テレビ朝日の朝のワイドショー「羽鳥慎一モーニングショー」のコメンテーターである元テレビ朝日局員の玉川徹氏が、イランとの交渉に出席していたトランプ大統領の娘婿クシュナー氏に関して不適切な発言を番組中に発した件。当初はテレビ朝日側も「問題無い」という、そのまま流すような態度だったけれど、駐日イスラエル大使からの批判や、関係団体からの批判、さらにはその映像が英訳されて世界中に拡散される事態に至り、再度謝罪する事に。でも、これ以上深掘りされたくないのか、誰に対して何の事象について謝罪しているのか言い訳しているのか、良く分からない曖昧な内容で、これで許されると思っているのだろうか。

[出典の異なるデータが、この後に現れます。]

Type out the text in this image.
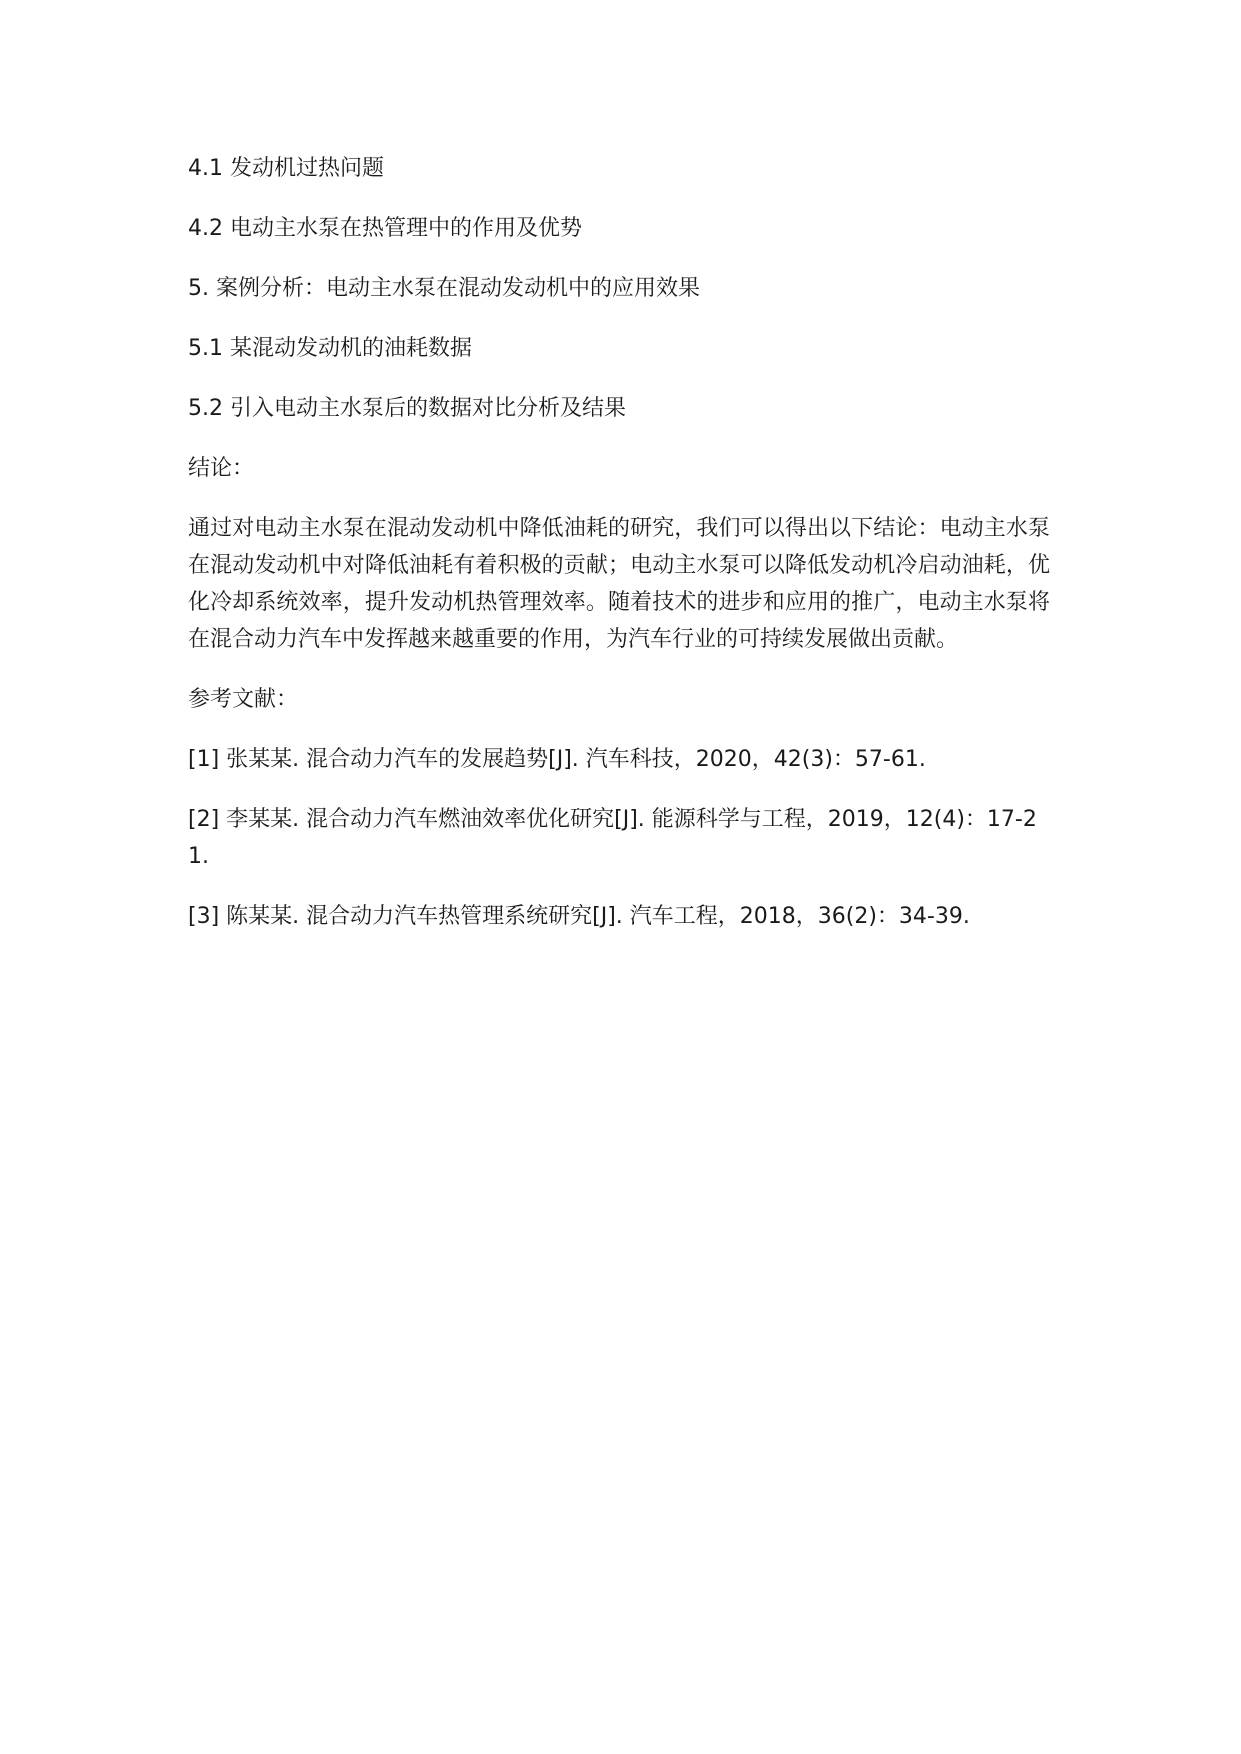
4.1 发动机过热问题

4.2 电动主水泵在热管理中的作用及优势

5. 案例分析：电动主水泵在混动发动机中的应用效果

5.1 某混动发动机的油耗数据

5.2 引入电动主水泵后的数据对比分析及结果

结论：

通过对电动主水泵在混动发动机中降低油耗的研究，我们可以得出以下结论：电动主水泵在混动发动机中对降低油耗有着积极的贡献；电动主水泵可以降低发动机冷启动油耗，优化冷却系统效率，提升发动机热管理效率。随着技术的进步和应用的推广，电动主水泵将在混合动力汽车中发挥越来越重要的作用，为汽车行业的可持续发展做出贡献。

参考文献：

[1] 张某某. 混合动力汽车的发展趋势[J]. 汽车科技，2020，42(3)：57-61.

[2] 李某某. 混合动力汽车燃油效率优化研究[J]. 能源科学与工程，2019，12(4)：17-21.

[3] 陈某某. 混合动力汽车热管理系统研究[J]. 汽车工程，2018，36(2)：34-39.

だいたい玉川氏は、以前も軽率な発言を番組内でして、確か一度番組から外れていたはずなのに、いつの間にかしれっと戻ってきてだけで無く、以前同様好き勝手な発言をしている。それを「小気味よい」と歓迎する視聴者も少なくないので、テレビ局側としても出演をさせているのだろうけど、日頃散々他人に対して厳しい事を言っているのに、いつも身内には大甘なのは何故だろうか。これが、ゲスト出演しているようなタレントさんが同じ様な発言をして、それも二回、三回としていたならば、それでも今回と同様に釈明すれば不問に付して以前同様に番組出演させるのだろうか。

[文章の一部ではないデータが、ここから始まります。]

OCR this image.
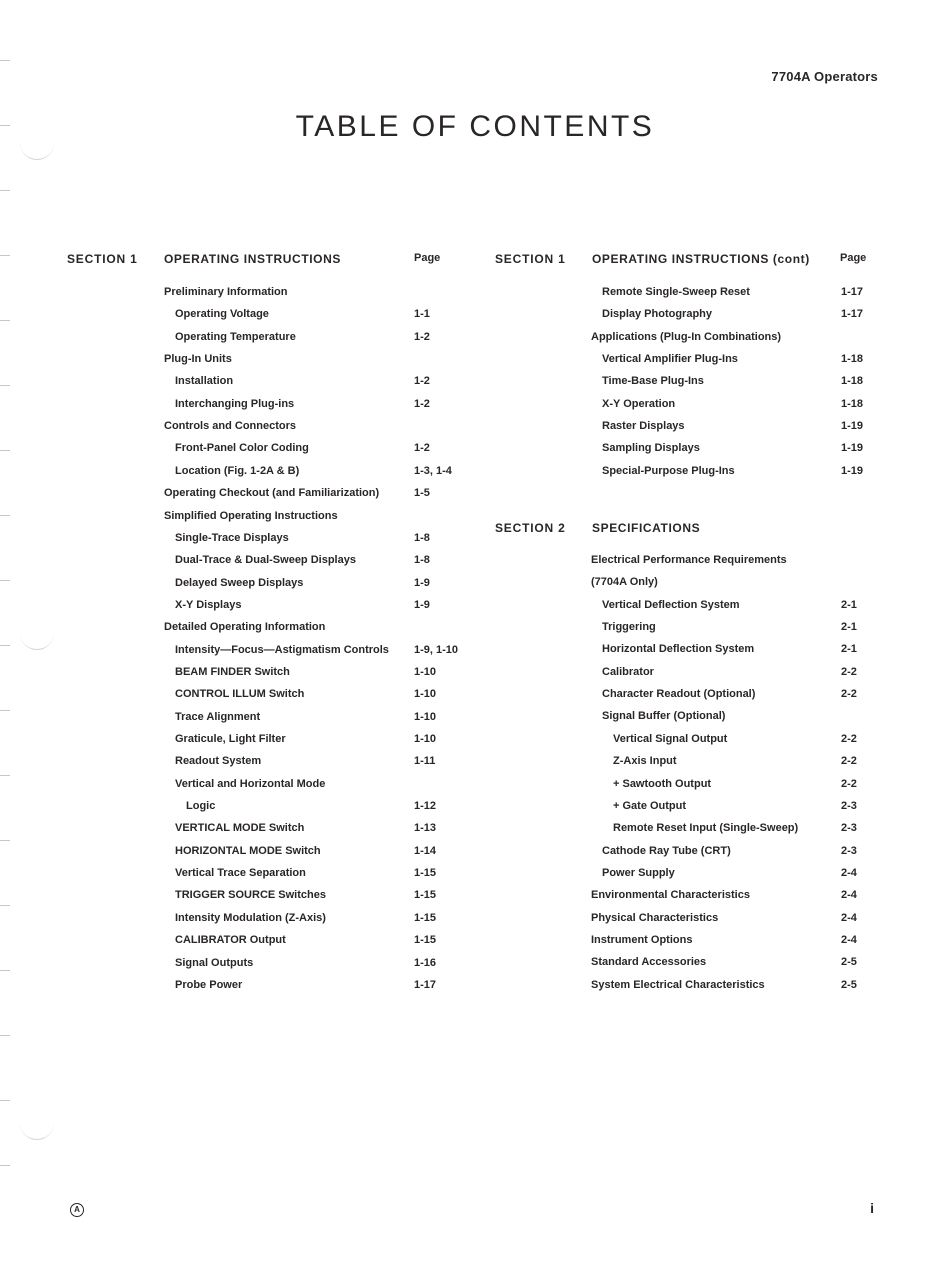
7704A Operators
TABLE OF CONTENTS
SECTION 1 OPERATING INSTRUCTIONS	Page
Preliminary Information
Operating Voltage	1-1
Operating Temperature	1-2
Plug-In Units
Installation	1-2
Interchanging Plug-ins	1-2
Controls and Connectors
Front-Panel Color Coding	1-2
Location (Fig. 1-2A & B)	1-3, 1-4
Operating Checkout (and Familiarization)	1-5
Simplified Operating Instructions
Single-Trace Displays	1-8
Dual-Trace & Dual-Sweep Displays	1-8
Delayed Sweep Displays	1-9
X-Y Displays	1-9
Detailed Operating Information
Intensity—Focus—Astigmatism Controls 1-9, 1-10
BEAM FINDER Switch	1-10
CONTROL ILLUM Switch	1-10
Trace Alignment	1-10
Graticule, Light Filter	1-10
Readout System	1-11
Vertical and Horizontal Mode
Logic	1-12
VERTICAL MODE Switch	1-13
HORIZONTAL MODE Switch	1-14
Vertical Trace Separation	1-15
TRIGGER SOURCE Switches	1-15
Intensity Modulation (Z-Axis)	1-15
CALIBRATOR Output	1-15
Signal Outputs	1-16
Probe Power	1-17
SECTION 1 OPERATING INSTRUCTIONS (cont)	Page
Remote Single-Sweep Reset	1-17
Display Photography	1-17
Applications (Plug-In Combinations)
Vertical Amplifier Plug-Ins	1-18
Time-Base Plug-Ins	1-18
X-Y Operation	1-18
Raster Displays	1-19
Sampling Displays	1-19
Special-Purpose Plug-Ins	1-19
SECTION 2 SPECIFICATIONS
Electrical Performance Requirements
(7704A Only)
Vertical Deflection System	2-1
Triggering	2-1
Horizontal Deflection System	2-1
Calibrator	2-2
Character Readout (Optional)	2-2
Signal Buffer (Optional)
Vertical Signal Output	2-2
Z-Axis Input	2-2
+ Sawtooth Output	2-2
+ Gate Output	2-3
Remote Reset Input (Single-Sweep)	2-3
Cathode Ray Tube (CRT)	2-3
Power Supply	2-4
Environmental Characteristics	2-4
Physical Characteristics	2-4
Instrument Options	2-4
Standard Accessories	2-5
System Electrical Characteristics	2-5
A	i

イランとアメリカの交渉に関して、その内容な動向に関してコメントするのは、それは自由だと思うし、その参加者に関して資質や立場が適切かどうかを指摘するのも、その内容の精確さは別にしても「意見」として発言することは問題無いと思う。でも今回の発言の一番の問題点は、そういう個人の資質の話ではなく出生の違いを理由に「不適切」と言及したことで、それって「人権・人種差別」と言われても仕方ない話。この番組を見ることは殆ど無いけれど、時々流れてくるこの人の物の言い方を見聞きしていると、凄く独善的で高飛車かな印象を私は受けるわけで、自分が正義なのだから自分の意見が正しいという雰囲気が強く感じられる人の一人。それだけ自分の知識や経験に自信があるのかもしれないけれど、以前謝罪騒動に巻き込まれたときも「自分が取材した」と大見得を切ったのに、実際はそんなことは無かった、みたいな状況じゃ無かったっけ?!
本人がそう言う「舌禍騒動」を何度も起こして謝罪しているのに、何故テレビ局側は出演を継続しているのか、結局本体のメディアの認識も甘いし、多分頭を下げて暫く静かにしていれば、直ぐにほとぼりが冷めて視聴者は忘れるだろうくらいの計算なんだろうか。でも、今はネットにそういう記録(ある意味デジタルタトゥーというかデジタルエビデンスというか)は残っていて、何度でも再考される時代なんだから、そういう風に「流して終わり」という昔の考え方はもう通用しないと思う。テレビ局としても、視聴率がそれなりに稼げる番組の、売り物の出演者の一人だけに残したいのだろうけど、それならば放送局では無くネット放送のそれこそ系列(?)のABEMA辺りで好きなだけやればと思う。こういうところに、オールドメディアの矜持の無さを改めて感じますよね。